Comme souvent avec Neil Gaiman, le Diable est dans les détails et vous devez tout simplement accepter le voyage et arriver à bon port par vos moyens, sinon vous passerez à côté. Il ne s'agit pas d'une, deux ou de trois histoires mais de plusieurs histoires complètes. Il ne vous reste plus qu'à les lire et les accepter ou ne même pas prendre la peine d'essayer.
Et il est je pense là la raison pour laquelle ce livre divise tellement et avec souvent peu de nuance. C'est à prendre ou à laisser et seul la tentative vous permettra de savoir si oui ou non cet oeuvre est fait pour vous.
Les Dieux parmi nous
Quand les anciens Dieux se sont installés en Amérique, d'abord amenés par de hardis navigateurs puis par les vagues successives d'émigrants, ils pensaient trouver un territoire à la mesure de leurs ambitions. Peu à peu, cependant, leurs pouvoirs ont décliné. L'humain, éloigné de son territoire d'origine tend souvent à oublier ses racines et tout cela commence par un désaveu de ses croyances.

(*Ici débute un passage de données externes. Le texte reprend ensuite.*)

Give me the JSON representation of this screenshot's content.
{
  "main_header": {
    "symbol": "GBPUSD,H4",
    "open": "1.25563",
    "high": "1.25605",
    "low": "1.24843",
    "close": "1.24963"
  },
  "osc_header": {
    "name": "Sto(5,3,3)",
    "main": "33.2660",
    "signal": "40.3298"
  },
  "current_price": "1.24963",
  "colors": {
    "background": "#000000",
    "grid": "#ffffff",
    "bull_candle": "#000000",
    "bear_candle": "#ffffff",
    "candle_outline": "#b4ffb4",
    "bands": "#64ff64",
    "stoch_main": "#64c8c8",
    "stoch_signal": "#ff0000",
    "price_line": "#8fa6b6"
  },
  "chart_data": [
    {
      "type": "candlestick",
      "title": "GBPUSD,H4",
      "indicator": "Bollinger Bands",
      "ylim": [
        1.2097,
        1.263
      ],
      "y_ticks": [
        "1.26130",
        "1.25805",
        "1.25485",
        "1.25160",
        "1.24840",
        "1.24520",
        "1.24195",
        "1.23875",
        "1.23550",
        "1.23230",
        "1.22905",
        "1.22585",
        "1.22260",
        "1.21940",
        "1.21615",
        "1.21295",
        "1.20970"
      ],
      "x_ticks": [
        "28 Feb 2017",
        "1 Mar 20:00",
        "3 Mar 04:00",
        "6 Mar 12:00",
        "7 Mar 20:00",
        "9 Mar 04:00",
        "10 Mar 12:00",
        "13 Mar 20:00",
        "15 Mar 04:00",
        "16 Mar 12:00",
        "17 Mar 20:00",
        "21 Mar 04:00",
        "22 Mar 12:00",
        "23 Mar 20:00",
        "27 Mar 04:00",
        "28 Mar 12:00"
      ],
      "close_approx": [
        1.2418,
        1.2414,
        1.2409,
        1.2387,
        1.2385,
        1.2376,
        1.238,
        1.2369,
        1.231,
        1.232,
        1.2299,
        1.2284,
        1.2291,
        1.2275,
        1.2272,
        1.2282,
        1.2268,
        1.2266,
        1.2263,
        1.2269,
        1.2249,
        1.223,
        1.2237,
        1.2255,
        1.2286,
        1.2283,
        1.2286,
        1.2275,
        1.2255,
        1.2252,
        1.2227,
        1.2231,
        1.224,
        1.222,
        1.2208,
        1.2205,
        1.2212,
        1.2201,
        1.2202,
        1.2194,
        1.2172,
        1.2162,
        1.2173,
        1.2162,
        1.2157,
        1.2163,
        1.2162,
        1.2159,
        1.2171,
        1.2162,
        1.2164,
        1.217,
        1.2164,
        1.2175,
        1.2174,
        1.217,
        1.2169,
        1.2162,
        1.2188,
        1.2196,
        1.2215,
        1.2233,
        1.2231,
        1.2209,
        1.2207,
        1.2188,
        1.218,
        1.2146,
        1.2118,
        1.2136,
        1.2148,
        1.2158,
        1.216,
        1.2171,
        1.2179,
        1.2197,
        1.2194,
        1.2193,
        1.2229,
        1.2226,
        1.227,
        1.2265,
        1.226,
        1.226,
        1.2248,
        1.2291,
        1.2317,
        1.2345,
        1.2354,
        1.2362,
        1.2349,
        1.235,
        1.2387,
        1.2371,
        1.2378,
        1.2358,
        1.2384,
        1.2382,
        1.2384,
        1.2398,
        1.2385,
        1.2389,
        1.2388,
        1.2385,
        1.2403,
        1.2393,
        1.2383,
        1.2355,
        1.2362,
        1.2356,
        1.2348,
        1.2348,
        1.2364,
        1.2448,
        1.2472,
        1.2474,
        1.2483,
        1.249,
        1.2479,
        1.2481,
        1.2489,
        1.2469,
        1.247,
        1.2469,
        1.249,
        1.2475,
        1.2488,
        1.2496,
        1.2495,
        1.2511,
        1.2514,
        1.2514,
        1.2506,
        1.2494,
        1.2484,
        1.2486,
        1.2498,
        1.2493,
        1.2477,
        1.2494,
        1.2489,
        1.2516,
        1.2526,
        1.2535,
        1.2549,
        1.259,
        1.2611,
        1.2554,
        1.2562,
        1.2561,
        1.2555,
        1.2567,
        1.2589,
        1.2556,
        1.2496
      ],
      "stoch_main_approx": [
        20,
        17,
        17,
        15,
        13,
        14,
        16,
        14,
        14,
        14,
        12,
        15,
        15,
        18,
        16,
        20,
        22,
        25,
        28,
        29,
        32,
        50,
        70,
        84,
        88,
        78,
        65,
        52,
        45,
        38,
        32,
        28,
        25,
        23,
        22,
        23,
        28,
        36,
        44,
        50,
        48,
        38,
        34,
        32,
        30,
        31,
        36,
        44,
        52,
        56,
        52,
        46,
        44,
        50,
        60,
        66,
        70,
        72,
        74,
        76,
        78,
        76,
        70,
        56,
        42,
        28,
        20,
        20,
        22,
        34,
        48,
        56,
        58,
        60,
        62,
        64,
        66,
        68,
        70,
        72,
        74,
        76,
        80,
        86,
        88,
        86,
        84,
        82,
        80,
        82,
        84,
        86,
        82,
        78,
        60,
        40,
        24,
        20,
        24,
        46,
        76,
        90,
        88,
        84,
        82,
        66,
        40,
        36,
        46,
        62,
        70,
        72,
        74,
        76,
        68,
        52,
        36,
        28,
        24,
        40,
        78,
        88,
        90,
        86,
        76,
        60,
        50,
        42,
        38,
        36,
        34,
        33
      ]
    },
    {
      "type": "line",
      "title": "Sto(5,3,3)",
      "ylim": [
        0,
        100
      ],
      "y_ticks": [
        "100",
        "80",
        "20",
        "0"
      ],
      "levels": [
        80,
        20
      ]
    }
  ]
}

Ainsi et entre autres Anubis - l'ancien dieu des morts égyptien - en est réduit à travailler dans une entreprise de pompes funèbres ! Et de nouvelles idoles, véritables Dieux Modernes - Cinéma ou Internet - se sont imposées. C'est pourtant un humain, Ombre, qui se retrouve au cœur d'un conflit titanesque : à peine sorti de prison, découvrant que sa femme est morte et que son meilleur ami était son amant, il accepte un contrat aussi dangereux qu'étrange... Un contrat qui lui est offert par un certain Voyageur. Un vieil homme borne connu sous de multiples autres noms dont le Père de Tout.
Melting pot
Une lettre d'amour à l'Amérique où Gaiman prend plaisir à nous faire voyager. On regrettera certes un peu la fréquence à laquelle le fil rouge scénaristique se met en retrait au profit de la mise en lumière des histoires secondaires et de flashbacks mais au final, c'est ce qui pour moi fait le charme de cet oeuvre qui tente un pari différent des classiques du genre.
Et c'est bien pour cette raison qu'il vous sera facile de vous perdre dans le récit même si le style de Gaiman reste fluide et très cinématographique, ce qui ne l'empêche pas de caser un minimum de lyrisme dans son texte qui est intrinsèquement déjà bien chargé en sens.